Another Trinamool leader who is more visible these days is Amit Mitra, the state’s finance minister who is strangely reticent on issues related to Bengal’s finances. But then who can do a better job than Mitra in justifying the party’s opposition to FDI in retail on national television, especially since as FICCI secretary general he was seen lobbying strongly in its favour? Much like journalists, economists too can present both sides of a case convincingly. As he was heard saying on one channel, there is no contradiction in his position on FDI now and earlier as FICCI secretary general, as he had then not seen poverty. Mitra seems to have changed his opinion much the way his Cavalli suits have been replaced with a dhoti and kurta.

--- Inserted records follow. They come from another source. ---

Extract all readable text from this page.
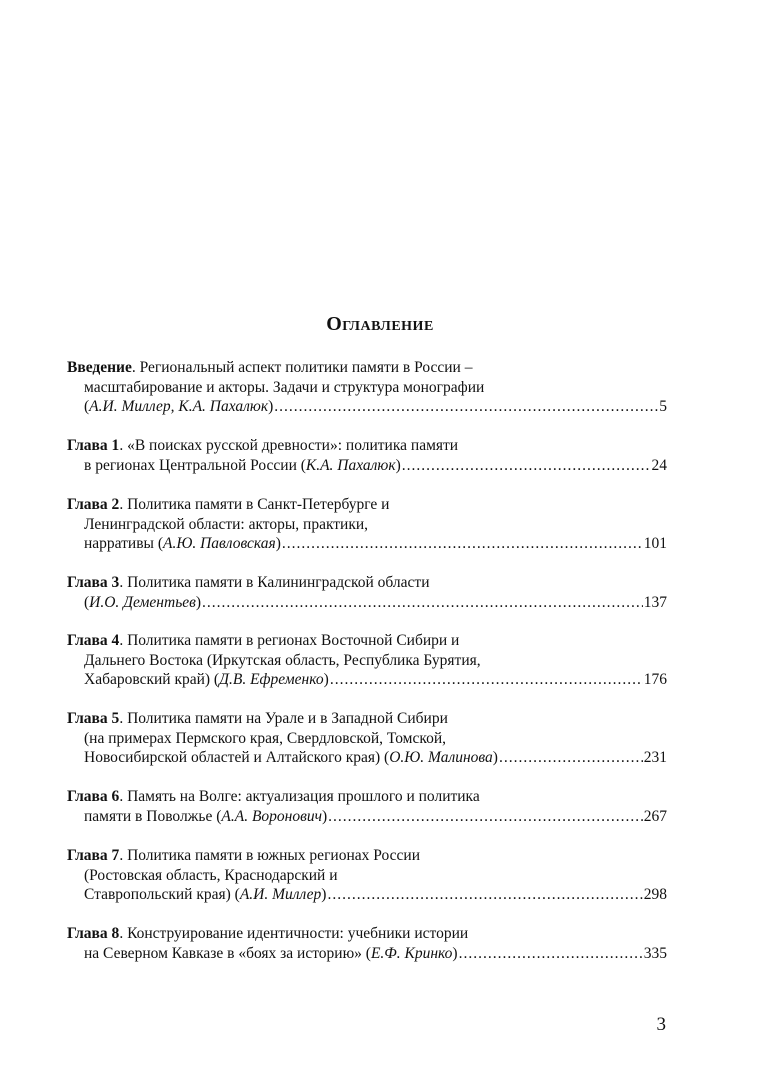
Оглавление
Введение. Региональный аспект политики памяти в России –
масштабирование и акторы. Задачи и структура монографии
(А.И. Миллер, К.А. Пахалюк) .....	5
Глава 1. «В поисках русской древности»: политика памяти
в регионах Центральной России (К.А. Пахалюк) .....	24
Глава 2. Политика памяти в Санкт-Петербурге и
Ленинградской области: акторы, практики,
нарративы (А.Ю. Павловская) .....	101
Глава 3. Политика памяти в Калининградской области
(И.О. Дементьев) .....	137
Глава 4. Политика памяти в регионах Восточной Сибири и
Дальнего Востока (Иркутская область, Республика Бурятия,
Хабаровский край) (Д.В. Ефременко) .....	176
Глава 5. Политика памяти на Урале и в Западной Сибири
(на примерах Пермского края, Свердловской, Томской,
Новосибирской областей и Алтайского края) (О.Ю. Малинова) .....	231
Глава 6. Память на Волге: актуализация прошлого и политика
памяти в Поволжье (А.А. Воронович) .....	267
Глава 7. Политика памяти в южных регионах России
(Ростовская область, Краснодарский и
Ставропольский края) (А.И. Миллер) .....	298
Глава 8. Конструирование идентичности: учебники истории
на Северном Кавказе в «боях за историю» (Е.Ф. Кринко) .....	335
3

Mitra’s presence on television is baffling because it’s quiz master and Rajya Sabha MP Derek O’Brien who is Trinamool’s known face in the media. O’Brien, of course, diligently manages the social media, and is better known as Banerjee’s Twitter handle. Whether he advises the chief minister on her Facebook posts is not known.
One of the few voices of dissent on the pullout decision was that of Trinamool MP Shishir Adhikari, former Union minister of state for rural development. When Trivedi chose to take on the party leadership with his rail budget, Trinamool leaders assured Banerjee that he would not win even a municipal election without her backing. But with the father-son (Shubhendu and Shishir), the party will have to think twice because the Adhikaris call the shots in East Medinipur. With panchayat elections ahead, Banerjee is letting the Adhikaris have their way for now.
Every Trinamool leader in the inner circle has his role carved out. Subrata Mukherjee, formerly of the Congress, who had once quit the Trinamool over issues with Banerjee, is now back in the fold. He seems to be the Chosen One to convey the government’s many decisions to the people. More out of compulsion, though, some would say.
Unhappy with his public health engineering portfolio — he’d perhaps expected something better for leaving the Congress to side with didi just before the elections — Mukherjee threw in his lot with other disgruntled former Congressmen who had joined the Trinamool. The politician in Banerjee lost no time in elevating Mukherjee to the rural development and panchayat ministry, thereby killing two birds with one stone. One, Mukherjee’s importance would prevent him from splitting the party, while his experience would be invaluable in the upcoming panchayat elections, especially since Banerjee’s cabinet is full of first-time MLAs.
In Yes Minister, the BBC sitcom, politicians were always portrayed as “temporary annoyances”, while bureaucrats were the permanent fixtures, running the wheels of government. There is, however, one bureaucrat at Writers’ Building who appears to be more permanent than his peers. No prizes for guessing that it’s the secretary to the chief minister, Gautam Sanyal. As officer on special duty, he was with Banerjee during her two stints as railways minister in the NDA and UPA regimes. When Banerjee became chief minister, Sanyal was brought to Kolkata. “She sees the administration through Sanyal’s eyes,” says a bureaucrat. Banerjee wanted Sanyal to be made principal secretary, but he was too junior in rank for that to be possible, as the chief secretary pointed out. Banerjee then wrote in his file “Secretary to the Chief Minister for the time being” — permanently, in other words.